Page 58 of Shadows of Stardust

I look back to Zandrel.

As near-unreadable as the stark, brutal planes of his face truly are, I can’t find any threat or deception there. No mocking or cruelty, nothing but what I might be able to convince myself is a stoic determination, like the matter is already completely settled in his mind.

“Unless you and your sister plan to do something nefarious once you’re reunited, it’s a risk I do not mind taking. Especiallyconsidering the laughable state of the show’s security measures. It’s like they want someone to try it.”

He says that last part almost under his breath, and in another universe I might laugh.

God, this is absurd. All of this is absurd. So absurd, I’m having a hard time believing any of it is true.

An Auxiliary ex-mercenary signing on to my personal mission to find my sister.

While we’re both on Mate Match.

While we’re living together.

While we’re pretending to be head over heels in love.

I feel like I’m about to double over with laughter. Or tears. It’s honestly even odds right about now as we stand in silence and size each other up.

Can I really trust him?

With my fate, with Savvie’s, with this last best shot of seeing her again hanging in the balance?

“We’re not,” I say quietly. “Planning anything, I mean.”

“Good,” he says with a brisk nod. “Then it’s settled. We’ll find her, keep up our ruse for the producers and the cameras, and both get what we want out of this.”

“Alright.”

The word feels like jumping off a cliff.

My stomach heaves, my chest plummets, and even while part of me knows having Zandrel in this with me just sent my chances of actually finding her skyrocketing, I still can’t shake the sense that I’ve done something cataclysmic. I’ve ruined everything. I’ve put my trust in the hands of the one person who could most easily pulverize it into a million pieces.

“Alright,” Zandrel echoes, then thinks for a moment. “I’ll need to know more about what she’s doing here, where you think she might be, anything that can help us make a plan to—”

“Tomorrow.”

Zandrel stops short, brow furrowing, like he can’t understand why I wouldn’t be ready to start tackling this thing head-on, making a plan, getting the parameters of the mission established.

And fair enough, maybe I don’t fully understand, either.

I just… can’t. Not tonight. Not right now.

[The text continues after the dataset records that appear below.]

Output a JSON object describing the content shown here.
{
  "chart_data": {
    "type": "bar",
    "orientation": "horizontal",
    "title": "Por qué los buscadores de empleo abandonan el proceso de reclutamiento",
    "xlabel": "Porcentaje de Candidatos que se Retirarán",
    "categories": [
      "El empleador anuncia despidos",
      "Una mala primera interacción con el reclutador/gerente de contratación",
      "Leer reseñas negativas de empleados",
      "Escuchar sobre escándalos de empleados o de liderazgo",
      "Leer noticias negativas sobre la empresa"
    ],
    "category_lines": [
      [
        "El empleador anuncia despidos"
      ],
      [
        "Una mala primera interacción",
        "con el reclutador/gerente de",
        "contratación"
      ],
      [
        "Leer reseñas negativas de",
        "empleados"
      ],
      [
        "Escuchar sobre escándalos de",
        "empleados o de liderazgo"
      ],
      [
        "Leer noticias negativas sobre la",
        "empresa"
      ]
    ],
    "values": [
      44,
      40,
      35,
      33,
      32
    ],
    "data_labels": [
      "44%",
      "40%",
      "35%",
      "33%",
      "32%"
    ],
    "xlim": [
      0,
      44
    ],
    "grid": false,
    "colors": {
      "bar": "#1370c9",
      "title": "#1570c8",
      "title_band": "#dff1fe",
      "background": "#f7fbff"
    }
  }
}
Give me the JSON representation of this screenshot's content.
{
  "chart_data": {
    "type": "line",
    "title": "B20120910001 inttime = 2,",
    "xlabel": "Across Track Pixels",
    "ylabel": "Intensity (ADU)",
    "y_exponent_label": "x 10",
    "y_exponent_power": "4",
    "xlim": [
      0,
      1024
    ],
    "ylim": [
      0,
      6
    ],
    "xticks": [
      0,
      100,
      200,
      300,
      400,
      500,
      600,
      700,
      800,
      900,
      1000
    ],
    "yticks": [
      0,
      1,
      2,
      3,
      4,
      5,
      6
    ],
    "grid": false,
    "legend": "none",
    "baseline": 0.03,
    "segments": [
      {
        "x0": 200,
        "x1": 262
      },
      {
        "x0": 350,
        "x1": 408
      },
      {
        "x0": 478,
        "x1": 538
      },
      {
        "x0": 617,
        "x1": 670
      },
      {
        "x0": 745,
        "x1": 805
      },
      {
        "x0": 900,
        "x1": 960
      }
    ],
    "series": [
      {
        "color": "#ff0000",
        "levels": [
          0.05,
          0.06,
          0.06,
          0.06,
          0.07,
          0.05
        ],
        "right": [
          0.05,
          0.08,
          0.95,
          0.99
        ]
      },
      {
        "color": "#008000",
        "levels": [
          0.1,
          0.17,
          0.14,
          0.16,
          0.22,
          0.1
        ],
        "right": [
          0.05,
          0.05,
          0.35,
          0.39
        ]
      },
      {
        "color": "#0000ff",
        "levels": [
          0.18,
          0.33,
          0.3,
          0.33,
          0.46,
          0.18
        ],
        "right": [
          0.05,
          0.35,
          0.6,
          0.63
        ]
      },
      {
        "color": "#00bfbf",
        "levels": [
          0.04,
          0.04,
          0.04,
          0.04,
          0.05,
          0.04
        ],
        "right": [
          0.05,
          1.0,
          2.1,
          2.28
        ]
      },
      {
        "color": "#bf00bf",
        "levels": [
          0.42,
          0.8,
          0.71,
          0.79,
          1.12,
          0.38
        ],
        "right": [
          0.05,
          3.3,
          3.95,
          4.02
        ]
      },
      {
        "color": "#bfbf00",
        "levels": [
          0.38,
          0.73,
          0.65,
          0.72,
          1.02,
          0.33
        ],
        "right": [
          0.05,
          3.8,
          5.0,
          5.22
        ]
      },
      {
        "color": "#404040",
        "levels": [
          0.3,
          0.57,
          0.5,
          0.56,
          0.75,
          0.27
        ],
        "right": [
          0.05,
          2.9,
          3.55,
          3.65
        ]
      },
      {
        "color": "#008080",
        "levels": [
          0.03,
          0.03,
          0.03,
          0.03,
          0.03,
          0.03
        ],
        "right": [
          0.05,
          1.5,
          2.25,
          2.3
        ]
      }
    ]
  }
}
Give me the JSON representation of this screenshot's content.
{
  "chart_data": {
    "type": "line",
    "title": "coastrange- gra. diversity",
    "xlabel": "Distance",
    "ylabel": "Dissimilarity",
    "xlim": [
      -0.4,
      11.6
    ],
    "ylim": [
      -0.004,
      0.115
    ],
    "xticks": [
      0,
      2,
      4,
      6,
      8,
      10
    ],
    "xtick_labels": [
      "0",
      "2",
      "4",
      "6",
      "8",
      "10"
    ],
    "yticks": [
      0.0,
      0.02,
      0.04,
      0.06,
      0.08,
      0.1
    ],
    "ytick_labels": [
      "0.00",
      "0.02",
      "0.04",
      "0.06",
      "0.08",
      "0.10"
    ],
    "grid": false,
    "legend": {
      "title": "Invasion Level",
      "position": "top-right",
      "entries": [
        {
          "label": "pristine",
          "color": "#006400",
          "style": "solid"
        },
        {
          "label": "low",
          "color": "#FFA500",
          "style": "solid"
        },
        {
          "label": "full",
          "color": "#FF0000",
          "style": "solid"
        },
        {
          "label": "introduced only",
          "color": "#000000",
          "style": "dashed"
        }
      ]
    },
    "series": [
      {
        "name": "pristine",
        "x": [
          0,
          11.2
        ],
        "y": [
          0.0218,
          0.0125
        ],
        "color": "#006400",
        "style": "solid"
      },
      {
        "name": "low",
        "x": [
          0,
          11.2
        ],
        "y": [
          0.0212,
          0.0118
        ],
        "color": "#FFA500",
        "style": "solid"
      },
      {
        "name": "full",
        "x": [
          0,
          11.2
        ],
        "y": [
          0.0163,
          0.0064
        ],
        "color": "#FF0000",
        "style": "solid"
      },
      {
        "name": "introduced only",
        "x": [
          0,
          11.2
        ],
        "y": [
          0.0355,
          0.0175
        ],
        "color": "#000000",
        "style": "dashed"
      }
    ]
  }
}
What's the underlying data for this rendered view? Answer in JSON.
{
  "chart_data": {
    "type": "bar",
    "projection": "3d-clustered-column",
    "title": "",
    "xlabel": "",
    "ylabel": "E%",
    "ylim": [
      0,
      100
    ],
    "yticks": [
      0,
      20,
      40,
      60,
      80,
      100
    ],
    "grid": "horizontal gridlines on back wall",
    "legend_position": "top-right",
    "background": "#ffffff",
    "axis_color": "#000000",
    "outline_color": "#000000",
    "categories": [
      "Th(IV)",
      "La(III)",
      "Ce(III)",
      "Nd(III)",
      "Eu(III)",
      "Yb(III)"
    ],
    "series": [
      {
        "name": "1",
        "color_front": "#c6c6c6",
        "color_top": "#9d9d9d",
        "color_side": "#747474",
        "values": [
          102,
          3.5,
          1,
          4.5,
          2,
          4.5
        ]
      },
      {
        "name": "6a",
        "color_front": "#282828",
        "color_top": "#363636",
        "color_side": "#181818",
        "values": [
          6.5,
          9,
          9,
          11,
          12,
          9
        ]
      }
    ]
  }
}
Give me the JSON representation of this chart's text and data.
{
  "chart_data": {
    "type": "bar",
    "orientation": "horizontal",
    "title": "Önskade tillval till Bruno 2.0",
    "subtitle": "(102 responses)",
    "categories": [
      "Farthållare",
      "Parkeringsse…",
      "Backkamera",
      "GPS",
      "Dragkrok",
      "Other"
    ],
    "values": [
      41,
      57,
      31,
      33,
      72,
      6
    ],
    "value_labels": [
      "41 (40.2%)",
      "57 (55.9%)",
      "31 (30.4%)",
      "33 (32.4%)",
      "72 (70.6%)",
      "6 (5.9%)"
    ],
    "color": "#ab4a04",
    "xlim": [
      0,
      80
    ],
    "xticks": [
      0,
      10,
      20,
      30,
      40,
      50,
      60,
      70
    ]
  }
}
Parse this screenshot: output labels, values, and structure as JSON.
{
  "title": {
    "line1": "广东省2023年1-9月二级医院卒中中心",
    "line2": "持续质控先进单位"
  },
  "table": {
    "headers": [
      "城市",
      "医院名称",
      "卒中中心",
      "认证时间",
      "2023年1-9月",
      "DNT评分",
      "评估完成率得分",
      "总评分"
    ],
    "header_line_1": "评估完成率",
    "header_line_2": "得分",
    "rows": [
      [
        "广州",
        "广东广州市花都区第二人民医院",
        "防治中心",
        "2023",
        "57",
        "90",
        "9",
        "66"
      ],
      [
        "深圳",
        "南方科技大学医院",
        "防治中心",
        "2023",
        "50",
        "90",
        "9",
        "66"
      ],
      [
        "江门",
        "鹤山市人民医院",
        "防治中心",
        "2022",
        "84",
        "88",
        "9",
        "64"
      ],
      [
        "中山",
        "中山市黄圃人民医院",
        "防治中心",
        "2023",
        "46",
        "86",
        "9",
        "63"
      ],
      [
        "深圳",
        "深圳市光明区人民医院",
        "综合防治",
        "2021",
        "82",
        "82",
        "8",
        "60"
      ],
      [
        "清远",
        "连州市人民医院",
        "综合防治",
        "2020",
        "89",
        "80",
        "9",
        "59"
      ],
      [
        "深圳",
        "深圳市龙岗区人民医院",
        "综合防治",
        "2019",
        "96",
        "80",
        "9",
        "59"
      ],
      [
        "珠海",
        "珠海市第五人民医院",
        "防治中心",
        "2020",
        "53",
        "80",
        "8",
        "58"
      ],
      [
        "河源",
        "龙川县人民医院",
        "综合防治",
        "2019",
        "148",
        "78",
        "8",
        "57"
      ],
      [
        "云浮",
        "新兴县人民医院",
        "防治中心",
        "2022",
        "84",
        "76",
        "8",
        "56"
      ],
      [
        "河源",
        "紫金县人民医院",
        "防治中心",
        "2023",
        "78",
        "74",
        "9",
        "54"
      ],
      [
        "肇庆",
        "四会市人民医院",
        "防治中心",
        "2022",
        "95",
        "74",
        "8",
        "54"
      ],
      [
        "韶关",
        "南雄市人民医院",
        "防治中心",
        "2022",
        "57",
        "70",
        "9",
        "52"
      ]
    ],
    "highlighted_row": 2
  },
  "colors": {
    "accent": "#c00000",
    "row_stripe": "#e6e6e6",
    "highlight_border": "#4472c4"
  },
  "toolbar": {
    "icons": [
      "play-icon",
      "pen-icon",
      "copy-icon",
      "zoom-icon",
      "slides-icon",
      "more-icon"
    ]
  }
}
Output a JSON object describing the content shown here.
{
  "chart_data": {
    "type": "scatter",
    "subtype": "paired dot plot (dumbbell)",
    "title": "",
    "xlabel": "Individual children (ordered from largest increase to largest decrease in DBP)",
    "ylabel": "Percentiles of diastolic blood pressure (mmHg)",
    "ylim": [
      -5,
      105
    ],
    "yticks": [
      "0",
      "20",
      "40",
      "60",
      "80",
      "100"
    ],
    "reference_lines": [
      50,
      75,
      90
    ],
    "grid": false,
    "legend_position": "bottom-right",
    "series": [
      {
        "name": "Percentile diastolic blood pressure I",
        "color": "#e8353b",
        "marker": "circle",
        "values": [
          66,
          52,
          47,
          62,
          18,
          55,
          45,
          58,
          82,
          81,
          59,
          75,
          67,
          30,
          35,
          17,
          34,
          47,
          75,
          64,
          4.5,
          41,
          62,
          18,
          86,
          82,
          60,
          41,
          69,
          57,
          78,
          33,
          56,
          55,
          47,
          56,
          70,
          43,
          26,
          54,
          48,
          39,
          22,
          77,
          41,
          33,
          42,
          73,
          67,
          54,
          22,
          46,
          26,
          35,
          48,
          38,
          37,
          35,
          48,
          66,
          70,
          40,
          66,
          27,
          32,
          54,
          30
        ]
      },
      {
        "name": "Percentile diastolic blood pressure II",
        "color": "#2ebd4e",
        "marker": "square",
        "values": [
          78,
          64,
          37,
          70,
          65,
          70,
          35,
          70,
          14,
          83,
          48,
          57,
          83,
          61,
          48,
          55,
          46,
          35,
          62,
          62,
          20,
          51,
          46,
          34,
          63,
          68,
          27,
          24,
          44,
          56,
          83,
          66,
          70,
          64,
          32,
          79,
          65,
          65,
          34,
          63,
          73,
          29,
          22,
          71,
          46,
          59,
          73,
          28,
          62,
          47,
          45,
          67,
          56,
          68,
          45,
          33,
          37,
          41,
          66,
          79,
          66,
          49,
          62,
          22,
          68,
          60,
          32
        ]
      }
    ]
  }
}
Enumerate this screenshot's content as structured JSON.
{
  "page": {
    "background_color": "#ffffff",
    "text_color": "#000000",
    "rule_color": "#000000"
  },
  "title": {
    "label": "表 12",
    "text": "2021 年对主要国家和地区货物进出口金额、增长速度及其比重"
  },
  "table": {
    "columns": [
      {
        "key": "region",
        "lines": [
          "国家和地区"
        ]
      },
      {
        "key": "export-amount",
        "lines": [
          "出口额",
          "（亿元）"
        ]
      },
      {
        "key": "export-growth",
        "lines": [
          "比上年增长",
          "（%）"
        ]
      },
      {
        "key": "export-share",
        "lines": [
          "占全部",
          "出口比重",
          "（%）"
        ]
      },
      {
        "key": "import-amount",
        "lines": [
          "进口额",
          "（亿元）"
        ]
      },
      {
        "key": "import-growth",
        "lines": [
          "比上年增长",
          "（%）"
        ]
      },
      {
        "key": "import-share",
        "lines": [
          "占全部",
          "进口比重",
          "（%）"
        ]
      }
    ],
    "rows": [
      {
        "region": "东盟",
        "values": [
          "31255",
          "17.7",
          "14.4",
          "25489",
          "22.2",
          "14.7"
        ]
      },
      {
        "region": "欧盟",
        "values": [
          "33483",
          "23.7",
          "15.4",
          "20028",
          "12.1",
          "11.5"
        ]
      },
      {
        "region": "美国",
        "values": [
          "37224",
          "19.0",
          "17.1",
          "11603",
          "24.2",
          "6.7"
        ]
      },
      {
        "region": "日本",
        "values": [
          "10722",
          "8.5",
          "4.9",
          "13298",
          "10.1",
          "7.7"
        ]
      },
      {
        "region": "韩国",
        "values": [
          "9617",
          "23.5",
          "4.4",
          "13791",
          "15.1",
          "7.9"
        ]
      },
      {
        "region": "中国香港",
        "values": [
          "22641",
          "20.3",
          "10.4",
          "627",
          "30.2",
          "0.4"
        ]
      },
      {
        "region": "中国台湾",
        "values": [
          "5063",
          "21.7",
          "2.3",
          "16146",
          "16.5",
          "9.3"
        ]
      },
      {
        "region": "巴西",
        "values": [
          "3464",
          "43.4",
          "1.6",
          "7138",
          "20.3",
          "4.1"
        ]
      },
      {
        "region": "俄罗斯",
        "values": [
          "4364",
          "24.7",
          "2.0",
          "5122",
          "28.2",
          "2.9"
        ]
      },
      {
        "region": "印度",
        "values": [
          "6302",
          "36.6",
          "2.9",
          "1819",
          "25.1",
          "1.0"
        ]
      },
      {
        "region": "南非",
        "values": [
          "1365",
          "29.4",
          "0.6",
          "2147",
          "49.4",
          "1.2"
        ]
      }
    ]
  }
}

Not when the world beneath me still feels like it’s hanging sideways off its axis and not when Zandrel is still all business, approaching this like it’s barely affecting him. Just cold, hard facts, a puzzle to be solved, an objective to accomplish.

Who am I, in the face of all that confidence, all that strength?

Just a human, alone in the universe and in way, way over my head. Facing the bleak reality that I never could have done this on my own.

It all crashes into me, and the only thing I want is to retreat and tend my wounds for at least a night before facing all of this with him.

Zandrel opens his mouth to argue, and I hold up a hand.

“Tomorrow,” I repeat. “I just… I need some time.”

I can almost hear his question—time for what?—in the silence between us, but he doesn’t ask it. It’s a mercy, if only a small one, because I have no idea how I would answer.

Instead of waiting around for him to ask, I turn and leave him standing there, retreating into my bedroom.